Les Litanies de Satan
(Charles Baudelaire)
1 O toi, le plus savant et le plus beau des Anges,
2 Dieu trahi par le sort et privé de louanges,
O Satan, prends pitié de ma longue misére!
3 O Prince de l’exil, à qui l’on fait tort,
4 Et qui, vaincu, toujours te redresses plus fort,
O Satan, prends pitié de ma longue misére!
(...)
As Litanias de Satã
(tradução de Guilherme de Almeida)
1 Ó tu, o Anjo mais belo e também o mais culto,
2 Deus que a sorte traiu e privou do seu culto,
Tem piedade, ó Satã, desta longa miséria!
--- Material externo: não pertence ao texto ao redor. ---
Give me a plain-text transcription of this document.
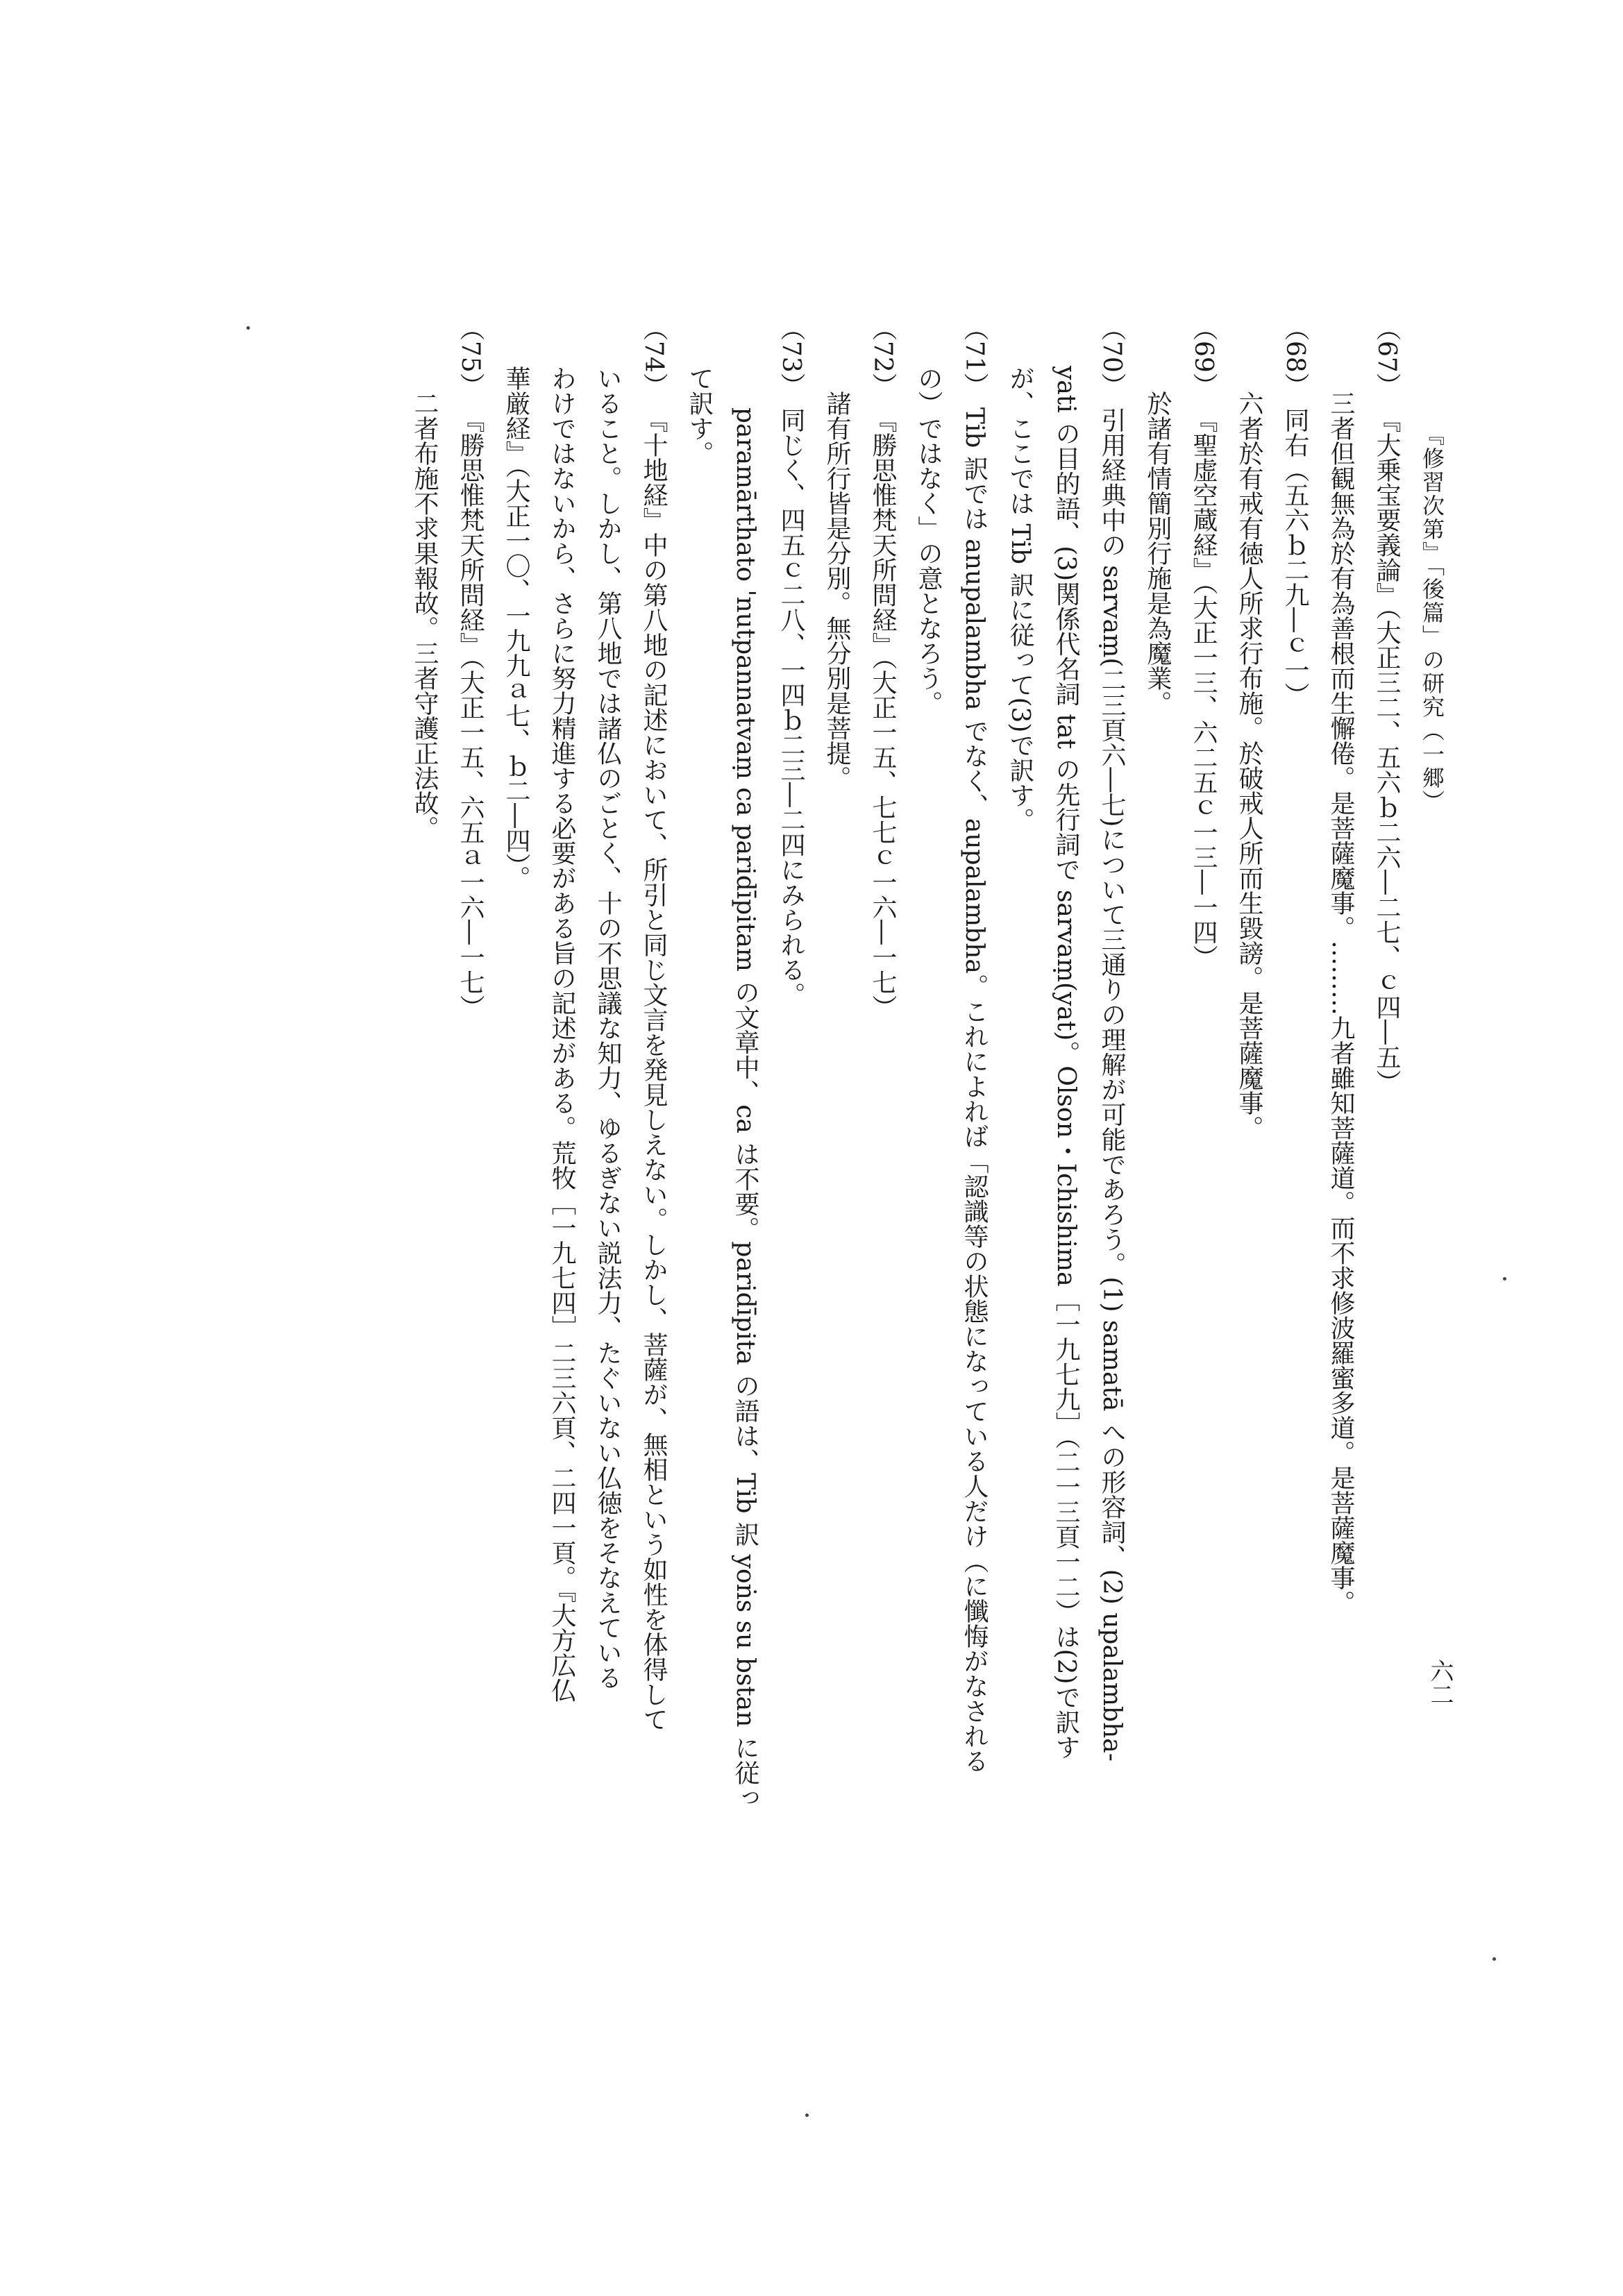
『修習次第』「後篇」の研究（一郷）
六二
（67）『大乗宝要義論』（大正三二、五六ｂ二六―二七、ｃ四―五）
三者但観無為於有為善根而生懈倦。是菩薩魔事。………九者雖知菩薩道。而不求修波羅蜜多道。是菩薩魔事。
（68）同右（五六ｂ二九―ｃ一）
六者於有戒有徳人所求行布施。於破戒人所而生毀謗。是菩薩魔事。
（69）『聖虚空蔵経』（大正一三、六二五ｃ一三―一四）
於諸有情簡別行施是為魔業。
（70）引用経典中の sarvaṃ(二三頁六―七)について三通りの理解が可能であろう。(1) samatā への形容詞、(2) upalambha-
yati の目的語、(3)関係代名詞 tat の先行詞で sarvaṃ(yat)。Olson・Ichishima［一九七九］（二一三頁一二）は(2)で訳す
が、ここでは Tib 訳に従って(3)で訳す。
（71）Tib 訳では anupalambha でなく、aupalambha。これによれば「認識等の状態になっている人だけ（に懺悔がなされる
の）ではなく」の意となろう。
（72）『勝思惟梵天所問経』（大正一五、七七ｃ一六―一七）
諸有所行皆是分別。無分別是菩提。
（73）同じく、四五ｃ二八、一四ｂ二三―二四にみられる。
paramārthato 'nutpannatvaṃ ca paridīpitam の文章中、ca は不要。paridīpita の語は、Tib 訳 yoṅs su bstan に従っ
て訳す。
（74）『十地経』中の第八地の記述において、所引と同じ文言を発見しえない。しかし、菩薩が、無相という如性を体得して
いること。しかし、第八地では諸仏のごとく、十の不思議な知力、ゆるぎない説法力、たぐいない仏徳をそなえている
わけではないから、さらに努力精進する必要がある旨の記述がある。荒牧［一九七四］二三六頁、二四一頁。『大方広仏
華厳経』（大正一〇、一九九ａ七、ｂ二―四）。
（75）『勝思惟梵天所問経』（大正一五、六五ａ一六―一七）
二者布施不求果報故。三者守護正法故。
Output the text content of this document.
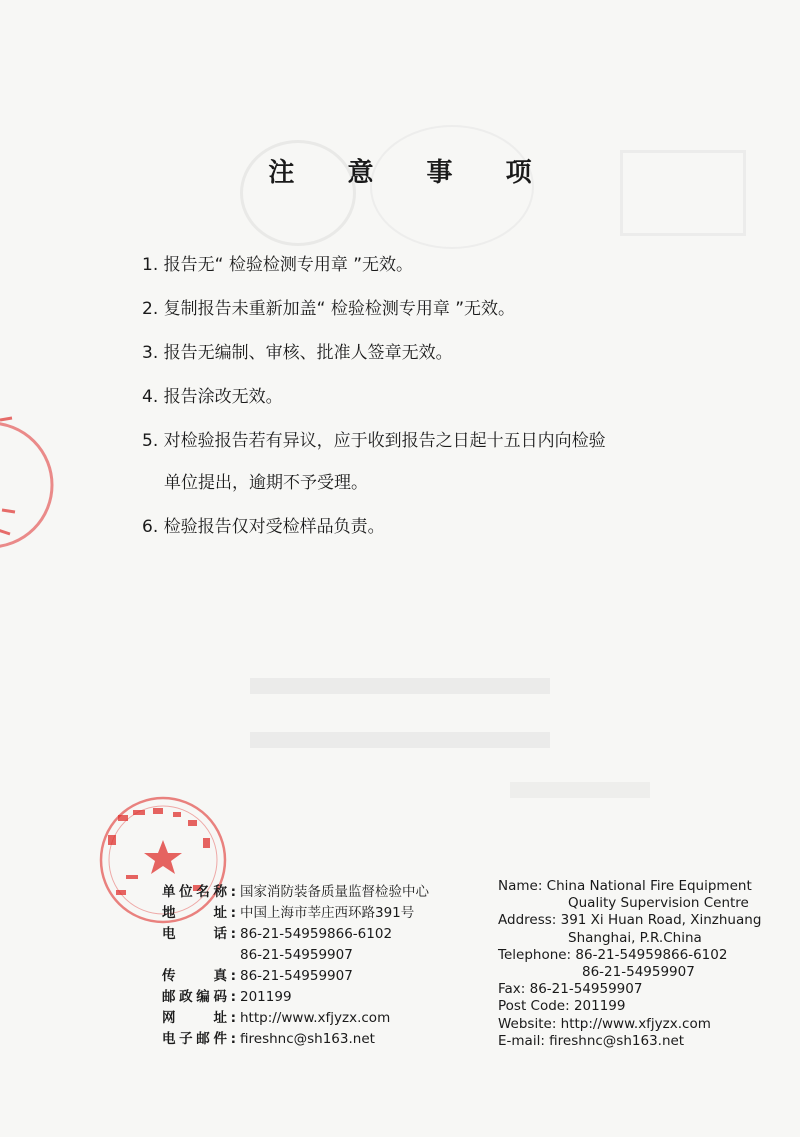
注 意 事 项
1. 报告无“ 检验检测专用章 ”无效。
2. 复制报告未重新加盖“ 检验检测专用章 ”无效。
3. 报告无编制、审核、批准人签章无效。
4. 报告涂改无效。
5. 对检验报告若有异议，应于收到报告之日起十五日内向检验
单位提出，逾期不予受理。
6. 检验报告仅对受检样品负责。
单位名称: 国家消防装备质量监督检验中心
地　　址: 中国上海市莘庄西环路391号
电　　话: 86-21-54959866-6102
86-21-54959907
传　　真: 86-21-54959907
邮政编码: 201199
网　　址: http://www.xfjyzx.com
电子邮件: fireshnc@sh163.net
Name: China National Fire Equipment
Quality Supervision Centre
Address: 391 Xi Huan Road, Xinzhuang
Shanghai, P.R.China
Telephone: 86-21-54959866-6102
86-21-54959907
Fax: 86-21-54959907
Post Code: 201199
Website: http://www.xfjyzx.com
E-mail: fireshnc@sh163.net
3 Ó Príncipe do exílio a quem alguém fez mal,
4 E que, vencido, sempre te ergues mais brutal,
Tem piedade, ó Satã, desta longa miséria!
(...)
Assim começa Baudelaire seu poema, que nos dispensamos de publicar por inteiro, por amor a Deus. É deste poema que pretendemos fazer uma breve análise, não apenas literária, mas mostrando sua ligações com uma concepção anti-católica ativa na literatura mundial, como também sua ligação direta com a Arte Moderna.
Toda literatura de um país tem uma grande obra como modelo e marco na história da língua. A Itália tem a Divina Comédia de Dante; a Espanha, Dom Quixote de Cervantes; a Inglaterra, a obra de Shakespeare; Portugal, Os Lusíadas de Camões, e etc. Porém, a literatura francesa é uma exceção. Não possui uma obra imortal, como as citadas, mas várias, e vários autores, quem sabe, menores. Talvez Baudelaire (1821-1867) possa ocupar o trono vago da literatura de sua língua, ainda que existam protestos e opiniões contrárias.
Baudelaire é um dos grandes marcos na literatura, porque é o "fundador" da poesia moderna, da "arte pela arte". Autor que recebeu muitas influências - que apenas parecem contraditórias, como de Swedenborg e Joseph de Maistre -, Baudelaire soube, através da arte dos versos, e apesar de suas crenças e idéias satânicas - ou talvez por isso mesmo - alcançar o reconhecimento do mundo.
Preliminares
O poema Les Litanies de Satan faz parte do quinto grupo de Les Fleurs du Mal. Os grupos do livro são: Spleen et Idéal, Tableaux parisiens, Le Vin, Les Fleurs du Mal - que dá nome à obra -, e Révolte et La Mort. Les Litanies está, portanto, no grupo de Révolte, que contém três poemas: Le Reniement de Saint Pierre (A negação de São Pedro), Abel et Caïn, e, o último, Les Litanies. A revolta é justamente contra Deus, e em todos os poemas podemos destacar blasfêmias, como: "Saint Pierre a renié Jésus...Il a bien fait!". Em Abel et Caïn, ele faz a inversão dos valores simbólicos dos irmãos. Abel, tradicionalmente, símbolo do bom filho, torna-se maldito; Caim, símbolo do mau filho, transforma-se em exemplo do bom filho, que o bom pai renega. O próprio título, Abel et Caïn em vez de Caïn et Abel, já é um indício da intenção do autor, já que, como se sabe, o nome de Caim vem em primeiro, não só porque foi o primogênito, mas porque ele matou Abel.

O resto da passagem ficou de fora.